To prepare for his debut, Sluman maintained a busy PGA TOUR schedule, playing in 21 events in 2007 and earning a high finish at the U.S. Bank Championship in Milwaukee in late July with a tie for ninth. The 50-year-old also kept up a rigorous practice routine and made a few necessary tweaks in his golf game.

Sluman can't wait to see if the practice paid off when he hits first tee shot at the Rock Barn Golf and Spa at 11:25 a.m. ET on Friday. He also plans to play the final four events on the Champions Tour and, if he earns enough money in the next five events to place in the top 30 on the money list, could make it to the season-ending Charles Schwab Cup Championship.

"If I had been born a little earlier, I would have been at Pebble a couple of weeks ago," he said. "I knew as soon as I was going to turn 50 that I was going to play them out. So I think I was probably -- except for Dana Quigley, the only guy to commit to the last five tournaments [of the year] in January."

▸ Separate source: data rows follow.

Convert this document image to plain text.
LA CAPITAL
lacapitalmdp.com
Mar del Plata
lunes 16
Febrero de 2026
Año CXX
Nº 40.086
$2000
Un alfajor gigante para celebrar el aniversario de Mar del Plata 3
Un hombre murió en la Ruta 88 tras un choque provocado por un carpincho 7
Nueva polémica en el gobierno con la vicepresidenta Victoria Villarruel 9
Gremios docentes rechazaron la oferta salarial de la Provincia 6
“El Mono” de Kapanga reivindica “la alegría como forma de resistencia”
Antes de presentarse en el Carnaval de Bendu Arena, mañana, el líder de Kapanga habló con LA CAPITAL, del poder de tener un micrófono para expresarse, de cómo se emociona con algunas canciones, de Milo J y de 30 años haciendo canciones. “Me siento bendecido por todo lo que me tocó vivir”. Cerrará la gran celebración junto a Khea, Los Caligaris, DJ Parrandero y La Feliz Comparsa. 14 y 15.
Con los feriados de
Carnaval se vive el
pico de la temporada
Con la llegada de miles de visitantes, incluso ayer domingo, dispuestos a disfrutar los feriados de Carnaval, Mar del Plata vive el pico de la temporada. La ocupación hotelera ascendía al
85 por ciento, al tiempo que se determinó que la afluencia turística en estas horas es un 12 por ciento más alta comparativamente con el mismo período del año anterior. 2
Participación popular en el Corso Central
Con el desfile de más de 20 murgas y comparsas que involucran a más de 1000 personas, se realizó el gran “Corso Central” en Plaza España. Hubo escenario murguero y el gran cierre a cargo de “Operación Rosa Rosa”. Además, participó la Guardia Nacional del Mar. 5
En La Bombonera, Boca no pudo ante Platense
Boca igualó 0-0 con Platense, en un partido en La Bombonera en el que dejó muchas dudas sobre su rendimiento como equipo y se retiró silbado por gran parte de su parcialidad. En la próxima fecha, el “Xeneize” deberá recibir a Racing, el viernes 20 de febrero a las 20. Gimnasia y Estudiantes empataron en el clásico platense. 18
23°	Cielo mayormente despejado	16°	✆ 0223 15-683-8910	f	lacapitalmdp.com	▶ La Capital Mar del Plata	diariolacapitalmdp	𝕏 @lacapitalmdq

In addition to serving as Jack Nicklaus' assistant captain for the upcoming Presidents Cup competition, Sluman might also get a little distracted from his playing duties by following his beloved Cubbies -- who haven't won a World Series since 1908 -- end-of-season play. Sluman originally hails from Rochester, N.Y., and attended Florida State University but now lives in Hinsdale, Ill., and roots hard for his Chicago Bulls, Cubs and Bears.

"Did they win last night?" Sluman asked about his Cubs, who are tied with the Milwaukee Brewers in the National League Central standings. "They did, they held on to the lead! Yeah, baby. So now they are tied with Milwaukee. ...

"Milwaukee has probably got a little better pitching, but as they said, anybody can have a bad century. So maybe the 2000s are going to be the Cubs' year, who knows."

And who knows if 2007 will be Sluman's year on the Champions Tour? He's certainly anxious to find out.